The right of free assembly is central to a free society. Not everyone understands this.
Last week, conservative/“cultural libertarian” provocateur Milo Yiannopoulis went into the Churchill Tavern in New York to dine with fellow gay journalist Chadwick Moore.
Also in the establishment? The New York City chapter of the Democratic Socialists of America. When the socialists noticed Milo they stood up, faced him, and shouted at him, chanting “Nazi scum, get out!”
Milo is not a Nazi, but his past gentle treatment of the alt-right counts as “Nazi” on the left.*
The left has been pushing for an inclusivist** reading of the right of free assembly for decades.

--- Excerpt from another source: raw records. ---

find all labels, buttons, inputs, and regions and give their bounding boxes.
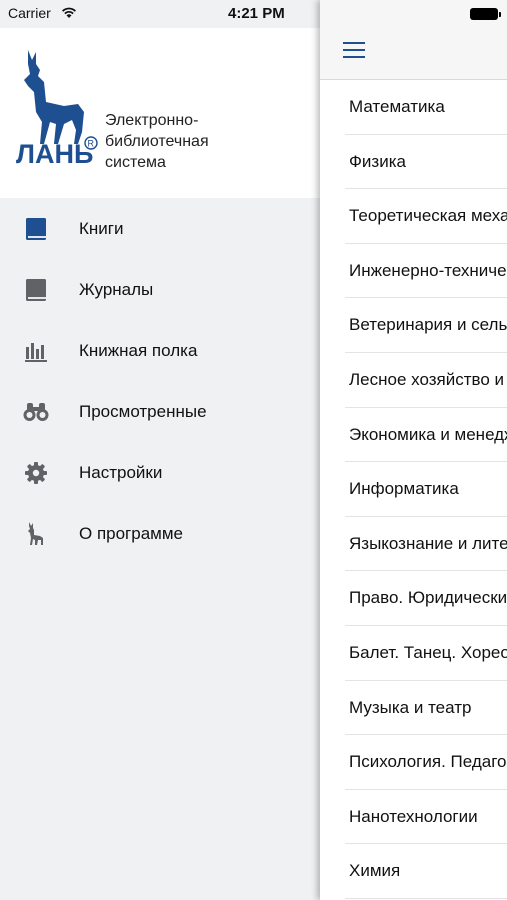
svg-text:R: R [88,139,95,149]
category-label: Языкознание и литературоведение [349,533,507,553]
menu-hamburger-icon[interactable] [343,42,365,59]
status-bar: Carrier 4:21 PM [0,0,507,28]
category-label: Инженерно-технические науки [349,260,507,280]
category-label: Физика [349,151,406,171]
wifi-icon [61,6,77,22]
side-drawer: ЛАНЬ R Электронно- библиотечная система … [0,0,320,900]
category-item[interactable]: Языкознание и литературоведение [345,517,507,572]
category-list: Математика Физика Теоретическая механика… [320,80,507,899]
category-label: Музыка и театр [349,697,472,717]
carrier-label: Carrier [8,5,51,21]
drawer-header: ЛАНЬ R Электронно- библиотечная система [0,28,320,198]
menu-item-bookshelf[interactable]: Книжная полка [0,320,320,381]
main-panel: Математика Физика Теоретическая механика… [320,0,507,900]
battery-icon [470,8,501,20]
category-item[interactable]: Право. Юридические науки [345,571,507,626]
binoculars-icon [23,399,49,425]
category-item[interactable]: Психология. Педагогика [345,735,507,790]
category-label: Нанотехнологии [349,806,478,826]
category-label: Право. Юридические науки [349,588,507,608]
category-item[interactable]: Балет. Танец. Хореография [345,626,507,681]
brand-description: Электронно- библиотечная система [105,110,209,173]
category-item[interactable]: Нанотехнологии [345,790,507,845]
brand-line: Электронно- [105,112,199,129]
category-item[interactable]: Ветеринария и сельское хозяйство [345,298,507,353]
menu-item-label: Книги [79,218,124,238]
category-item[interactable]: Математика [345,80,507,135]
category-item[interactable]: Лесное хозяйство и лесоинженерное дело [345,353,507,408]
svg-text:ЛАНЬ: ЛАНЬ [16,139,93,166]
menu-item-label: Журналы [79,279,154,299]
deer-icon [23,521,49,547]
menu-item-about[interactable]: О программе [0,503,320,564]
category-item[interactable]: Экономика и менеджмент [345,408,507,463]
menu-item-journals[interactable]: Журналы [0,259,320,320]
category-item[interactable]: Музыка и театр [345,681,507,736]
clock: 4:21 PM [228,5,285,22]
menu-item-label: О программе [79,523,184,543]
category-label: Экономика и менеджмент [349,424,507,444]
category-item[interactable]: Физика [345,135,507,190]
category-label: Ветеринария и сельское хозяйство [349,315,507,335]
category-item[interactable]: Химия [345,844,507,899]
category-item[interactable]: Информатика [345,462,507,517]
drawer-menu: Книги Журналы Книжная полка Просмотренны… [0,198,320,564]
gear-icon [23,460,49,486]
category-label: Психология. Педагогика [349,752,507,772]
category-label: Лесное хозяйство и лесоинженерное дело [349,369,507,389]
category-label: Информатика [349,479,459,499]
journal-icon [23,277,49,303]
menu-item-books[interactable]: Книги [0,198,320,259]
menu-item-label: Просмотренные [79,401,207,421]
menu-item-settings[interactable]: Настройки [0,442,320,503]
category-label: Балет. Танец. Хореография [349,642,507,662]
brand-line: система [105,154,166,171]
menu-item-viewed[interactable]: Просмотренные [0,381,320,442]
category-label: Теоретическая механика [349,206,507,226]
menu-item-label: Настройки [79,462,163,482]
bookshelf-icon [23,338,49,364]
menu-item-label: Книжная полка [79,340,198,360]
category-label: Химия [349,861,401,881]
brand-line: библиотечная [105,133,209,150]
category-label: Математика [349,97,445,116]
category-item[interactable]: Теоретическая механика [345,189,507,244]
category-item[interactable]: Инженерно-технические науки [345,244,507,299]
lan-logo: ЛАНЬ R [14,46,100,169]
book-icon [23,216,49,242]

You see, state laws in the South, prior to 1964’s Civil Rights Act, allowed and enforced white business discrimination against African-Americans, such as refusing service and accommodations. Leftists argue that there is no right to refuse service or exclude customers; they strenuously criticize those libertarians and conservatives who argue that a right to associate implies a right not to associate … giving them no credit for long opposing laws requiring discrimination.
Yet now we see many on the left banding together to deny others their free association rights by exclusionary tactics.
This was a group of customers, of course, so this is more similar to antifa violence than business discrimination. But Brooklyn politicians echo the logic, now proudly denying free assembly rights to NRA members — on ideological grounds.
Mob action for exclusion? Politicians siding with the mob?
There’s a word for this — fascismo.
Or, in the vulgar tongue, “Nazi scum.”
This is Common Sense. I’m Paul Jacob.
* Cenk Uygur of The Young Turks articulates this point — Milo’s insistence that he is not alt-right carrying no weight, apparently.
** Rather than rule-of-law liberal, or libertarian.